Incorporate process assessments.Ask students to periodically evaluate their own or others’ contributions to the group in relation to a set of process goals, such as respectfully listening to and considering opposing views or a minority opinion, effectively managing conflict around differences in ideas or approaches, keeping the group on track during and between meetings, promptness in meeting deadlines, etc. Then give groups a chance to generate strategies for improving their group processes.


Build in individual accountability

It is possible for a student to work hard in a group and yet fail to understand crucial aspects of the project. In order to gauge whether individual students have met your criteria for understanding and mastery, it is important to structure individual accountability into your group work assignments.

In other words, in addition to evaluating the work of the group as a whole, ask individual group members to demonstrate their learning via quizzes, independent write-ups, weekly journal entries, etc. Not only does this help you monitor student learning, it helps to prevent the “free-rider” phenomenon. Students are considerably less likely to leave all the work to more responsible classmates if they know their individual performance will affect their grade.

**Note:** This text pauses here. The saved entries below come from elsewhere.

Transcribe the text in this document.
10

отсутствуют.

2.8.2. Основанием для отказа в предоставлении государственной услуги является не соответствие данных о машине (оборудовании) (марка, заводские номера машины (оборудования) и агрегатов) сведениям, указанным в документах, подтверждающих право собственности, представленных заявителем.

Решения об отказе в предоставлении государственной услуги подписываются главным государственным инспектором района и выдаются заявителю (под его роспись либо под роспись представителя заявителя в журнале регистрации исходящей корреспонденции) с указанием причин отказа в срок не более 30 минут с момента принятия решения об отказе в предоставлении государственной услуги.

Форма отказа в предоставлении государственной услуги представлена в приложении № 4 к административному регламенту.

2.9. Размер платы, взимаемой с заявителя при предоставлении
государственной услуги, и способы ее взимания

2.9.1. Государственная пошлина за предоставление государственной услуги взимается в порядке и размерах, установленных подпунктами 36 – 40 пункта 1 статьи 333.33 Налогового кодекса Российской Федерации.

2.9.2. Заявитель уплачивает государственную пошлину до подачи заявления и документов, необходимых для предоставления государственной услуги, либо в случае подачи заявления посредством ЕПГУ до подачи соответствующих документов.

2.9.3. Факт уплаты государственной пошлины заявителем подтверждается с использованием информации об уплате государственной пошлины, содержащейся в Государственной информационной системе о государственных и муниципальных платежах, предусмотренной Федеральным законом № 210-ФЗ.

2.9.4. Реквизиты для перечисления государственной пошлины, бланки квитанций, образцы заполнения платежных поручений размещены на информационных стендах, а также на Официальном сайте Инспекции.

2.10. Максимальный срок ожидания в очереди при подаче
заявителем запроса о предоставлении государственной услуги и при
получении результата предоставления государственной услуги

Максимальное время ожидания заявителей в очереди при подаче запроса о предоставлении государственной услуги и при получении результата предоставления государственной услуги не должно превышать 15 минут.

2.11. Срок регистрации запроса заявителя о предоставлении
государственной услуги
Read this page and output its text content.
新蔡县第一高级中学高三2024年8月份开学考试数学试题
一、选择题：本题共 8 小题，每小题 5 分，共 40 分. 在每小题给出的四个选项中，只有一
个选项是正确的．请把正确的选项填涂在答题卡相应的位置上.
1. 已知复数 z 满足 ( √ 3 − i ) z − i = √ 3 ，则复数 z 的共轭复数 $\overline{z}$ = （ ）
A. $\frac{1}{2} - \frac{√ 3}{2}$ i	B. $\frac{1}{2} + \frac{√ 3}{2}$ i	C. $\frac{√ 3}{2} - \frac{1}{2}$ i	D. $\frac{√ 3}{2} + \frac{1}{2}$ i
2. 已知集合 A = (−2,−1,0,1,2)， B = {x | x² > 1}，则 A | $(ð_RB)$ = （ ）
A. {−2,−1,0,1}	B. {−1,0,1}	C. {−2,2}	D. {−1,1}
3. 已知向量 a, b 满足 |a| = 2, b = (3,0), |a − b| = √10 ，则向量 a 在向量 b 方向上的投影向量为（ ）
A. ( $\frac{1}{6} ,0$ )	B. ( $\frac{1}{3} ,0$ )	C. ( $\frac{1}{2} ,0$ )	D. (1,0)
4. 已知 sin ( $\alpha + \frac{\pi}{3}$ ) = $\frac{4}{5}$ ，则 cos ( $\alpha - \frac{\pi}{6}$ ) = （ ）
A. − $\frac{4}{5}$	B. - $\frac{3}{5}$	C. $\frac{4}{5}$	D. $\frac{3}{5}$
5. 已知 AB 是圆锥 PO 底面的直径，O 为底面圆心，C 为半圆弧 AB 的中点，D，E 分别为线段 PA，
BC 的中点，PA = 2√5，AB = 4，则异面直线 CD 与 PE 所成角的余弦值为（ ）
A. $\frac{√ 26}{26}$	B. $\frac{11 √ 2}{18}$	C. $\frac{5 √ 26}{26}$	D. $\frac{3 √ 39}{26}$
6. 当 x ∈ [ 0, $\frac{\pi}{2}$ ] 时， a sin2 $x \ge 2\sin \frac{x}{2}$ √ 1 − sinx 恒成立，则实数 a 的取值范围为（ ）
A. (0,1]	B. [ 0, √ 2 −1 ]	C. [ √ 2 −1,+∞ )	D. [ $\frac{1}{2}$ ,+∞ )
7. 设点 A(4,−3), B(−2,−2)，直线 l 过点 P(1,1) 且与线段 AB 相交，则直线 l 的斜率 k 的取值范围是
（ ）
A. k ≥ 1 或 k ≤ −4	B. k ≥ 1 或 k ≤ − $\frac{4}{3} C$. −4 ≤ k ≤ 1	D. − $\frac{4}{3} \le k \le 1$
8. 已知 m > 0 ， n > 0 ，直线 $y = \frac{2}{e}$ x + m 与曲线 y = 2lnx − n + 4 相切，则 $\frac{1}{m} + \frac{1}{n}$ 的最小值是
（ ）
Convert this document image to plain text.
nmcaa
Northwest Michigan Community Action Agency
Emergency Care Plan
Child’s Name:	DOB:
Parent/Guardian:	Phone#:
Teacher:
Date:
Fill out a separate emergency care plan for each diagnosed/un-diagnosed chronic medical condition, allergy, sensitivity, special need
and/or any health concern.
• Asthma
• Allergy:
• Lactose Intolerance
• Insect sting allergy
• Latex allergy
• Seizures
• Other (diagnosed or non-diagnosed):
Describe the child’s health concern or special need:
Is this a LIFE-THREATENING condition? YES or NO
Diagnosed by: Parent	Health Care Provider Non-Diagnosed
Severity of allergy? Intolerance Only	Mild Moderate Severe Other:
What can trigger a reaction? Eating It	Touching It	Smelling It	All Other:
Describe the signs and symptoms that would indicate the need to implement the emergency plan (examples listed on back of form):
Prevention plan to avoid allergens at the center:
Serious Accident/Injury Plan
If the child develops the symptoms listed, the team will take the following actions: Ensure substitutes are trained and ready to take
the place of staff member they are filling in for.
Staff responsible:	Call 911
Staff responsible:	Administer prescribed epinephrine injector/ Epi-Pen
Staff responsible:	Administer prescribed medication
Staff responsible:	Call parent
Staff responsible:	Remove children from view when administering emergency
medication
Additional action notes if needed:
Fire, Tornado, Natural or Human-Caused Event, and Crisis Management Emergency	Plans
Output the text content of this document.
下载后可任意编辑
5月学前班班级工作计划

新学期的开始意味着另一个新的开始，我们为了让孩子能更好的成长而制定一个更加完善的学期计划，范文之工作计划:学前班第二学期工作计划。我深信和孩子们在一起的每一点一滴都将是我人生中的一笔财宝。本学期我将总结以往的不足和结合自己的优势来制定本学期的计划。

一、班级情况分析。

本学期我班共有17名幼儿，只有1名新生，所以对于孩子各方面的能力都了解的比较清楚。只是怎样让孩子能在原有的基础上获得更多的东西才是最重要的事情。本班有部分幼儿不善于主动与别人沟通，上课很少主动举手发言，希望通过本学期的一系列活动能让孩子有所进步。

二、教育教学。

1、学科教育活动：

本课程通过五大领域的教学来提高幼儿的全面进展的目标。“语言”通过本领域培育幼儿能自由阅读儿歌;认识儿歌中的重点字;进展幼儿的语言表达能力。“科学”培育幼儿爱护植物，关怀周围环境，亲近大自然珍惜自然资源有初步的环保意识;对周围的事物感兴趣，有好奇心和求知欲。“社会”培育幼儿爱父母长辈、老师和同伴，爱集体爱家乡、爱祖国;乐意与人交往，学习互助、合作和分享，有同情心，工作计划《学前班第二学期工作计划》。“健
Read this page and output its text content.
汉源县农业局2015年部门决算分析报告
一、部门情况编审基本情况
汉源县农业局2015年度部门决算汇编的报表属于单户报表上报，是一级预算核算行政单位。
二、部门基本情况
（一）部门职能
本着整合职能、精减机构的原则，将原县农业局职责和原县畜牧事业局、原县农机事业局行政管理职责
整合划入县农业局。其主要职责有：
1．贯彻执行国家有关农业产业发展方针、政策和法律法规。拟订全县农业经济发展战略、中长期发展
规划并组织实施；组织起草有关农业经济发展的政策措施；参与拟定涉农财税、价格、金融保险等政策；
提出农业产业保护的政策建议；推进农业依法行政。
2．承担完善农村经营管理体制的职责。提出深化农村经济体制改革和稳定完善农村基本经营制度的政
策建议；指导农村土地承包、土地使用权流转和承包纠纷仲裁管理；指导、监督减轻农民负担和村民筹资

To create individual accountability, some instructors combine a group project with an individual quiz on relevant material. Others base part of the total project grade on a group product (e.g., report, presentation, design, paper) and part on an individual submission. The individual portion might consist of a summary of the group’s decision-making process, a synthesis of lessons learned, a description of the individual student’s contributions to the group, etc.

One statistics instructor assigns student groups the task of presenting, synthesizing, and evaluating a set of articles on a particular topic. It is important to him that every group member have a firm grasp of the complete set of readings, even if they individually only present one or two. Thus, he builds individual accountability into the project by warning students in advance that he will ask each of them questions about the readings they did not present. This helps to ensure that students read the full set of articles, and not just the readings they present.

References

Barkley, E.F., Cross, K.P., and Major, C.H. (2005). Collaborative learning techniques: A handbook for college faculty. San Francisco: Jossey-Bass.

Johnson, D.W., Johnson, R., & Smith, K. (1998). Active learning: Cooperation in the college classroom. Edina, MN: Interaction Book Company.

Thompson, L.L. (2004). Making the team: A guide for managers. Upper Saddle River, NJ: Pearson Education Inc.